Integrate sin(nx)sin(mx) from 0 to 2$\pi$ using residuals

Question

I need to use the residues integration method to calculate the following integral:

$\int_0^{2\pi} \sin(nx)\sin(mx)dx$ where m and n are positive whole numbers.

I know that I need to transform the sinus into its exponential form then substitute for $z=e^{ix}$ and do a change of variable in the integral, then use the theorem saying that the integral along a closed curve is $2\pi i$ times the sum of the residues of all the singularities inside the curve.

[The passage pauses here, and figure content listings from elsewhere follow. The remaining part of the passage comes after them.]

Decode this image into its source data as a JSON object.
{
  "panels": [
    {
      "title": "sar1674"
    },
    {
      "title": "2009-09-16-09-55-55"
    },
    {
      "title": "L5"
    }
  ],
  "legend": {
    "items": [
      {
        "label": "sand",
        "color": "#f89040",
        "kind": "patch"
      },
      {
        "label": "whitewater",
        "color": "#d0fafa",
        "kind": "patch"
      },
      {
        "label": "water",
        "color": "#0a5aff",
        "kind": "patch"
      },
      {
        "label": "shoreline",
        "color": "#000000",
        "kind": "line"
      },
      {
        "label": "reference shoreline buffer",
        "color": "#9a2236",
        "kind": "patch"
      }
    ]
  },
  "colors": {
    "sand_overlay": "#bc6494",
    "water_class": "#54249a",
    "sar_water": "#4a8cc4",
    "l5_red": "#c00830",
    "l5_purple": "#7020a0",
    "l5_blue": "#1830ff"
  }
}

However, I do not manage to get the right answer, and for the case m=n I get $\pi/2$ instead of $\pi$.

Answer 1

\begin{align*} \int_{0}^{2\pi}\sin(nx)\sin(mx)dx&=-\dfrac{1}{4}\int_{0}^{2\pi}(e^{inx}-e^{-inx})(e^{imx}-e^{-imx})dx\\ &=-\dfrac{1}{4}\int_{0}^{2\pi}(e^{i(m+n)x}-e^{-i(m+n)x}-e^{-i(n-m)x}-e^{-i(m-n)x})dx\\ &=-\dfrac{1}{4}\int_{0}^{2\pi}(-e^{-i(n-m)x}-e^{-i(m-n)x})dx\\ &=-\dfrac{1}{4}\delta_{m,n}(-2\pi-2\pi)\\ &=\delta_{m,n}\pi. \end{align*}

Answer 2

The trick for trigonometric integrals: $$ z = e^{ix}\implies\sin(nx) = \frac12(e^{inx} − e^{−inx}) = \frac12(z^n - z^{-n}) \qquad dz = iz\,dx $$ $$ \int_{0}^{2\pi}\sin(nx)\sin(mx)\,dx = \frac14\int_{|z|=1}(z^n - z^{-n})(z^m - z^{-m})\frac1{iz}\,dz = $$ $$ \frac1{4i}\int_{|z|=1}(z^{m-n-1} + z^{n-m-1} - z^{m+n-1} - z^{-m-n-1})\,dz = \cdots $$ In your problematic case: $$ m = n\ne 0\implies z^{m-n-1} = z^{n-m-1} = z^{-1}, z^{m+n-1}\ne z^{-1}, z^{-m-n-1}\ne z^{-1}, $$ and the integral is $\frac{2\cdot2\pi i}{4i} = \pi$.

Answer 3

Hints:

• If $f(a-x)=f(x)$ on $[0,a]$, then $\int_0^a f(x)~\mathrm dx=\int_0^a f(a-x)~\mathrm dx$

• If $f(2a-x)=f(x)$ on $[0,2a]$, then $\int_0^{2a} f(x)~\mathrm dx=2\int_0^a f(x)~\mathrm dx$

• Suppose $m=n=k=2^rs$ where $2\not\mid s$. Can you show that $$\int_0^{2\pi}\sin^2(kx)~\mathrm dx=2^{r+1}\int\limits_0^{\pi/2^r}\sin^2(kx)~\mathrm dx=2^{r+1}\cdot\frac{\dfrac\pi{2^r}-0}2=2^{r+1}\cdot\frac\pi{2^{r+1}}=\pi$$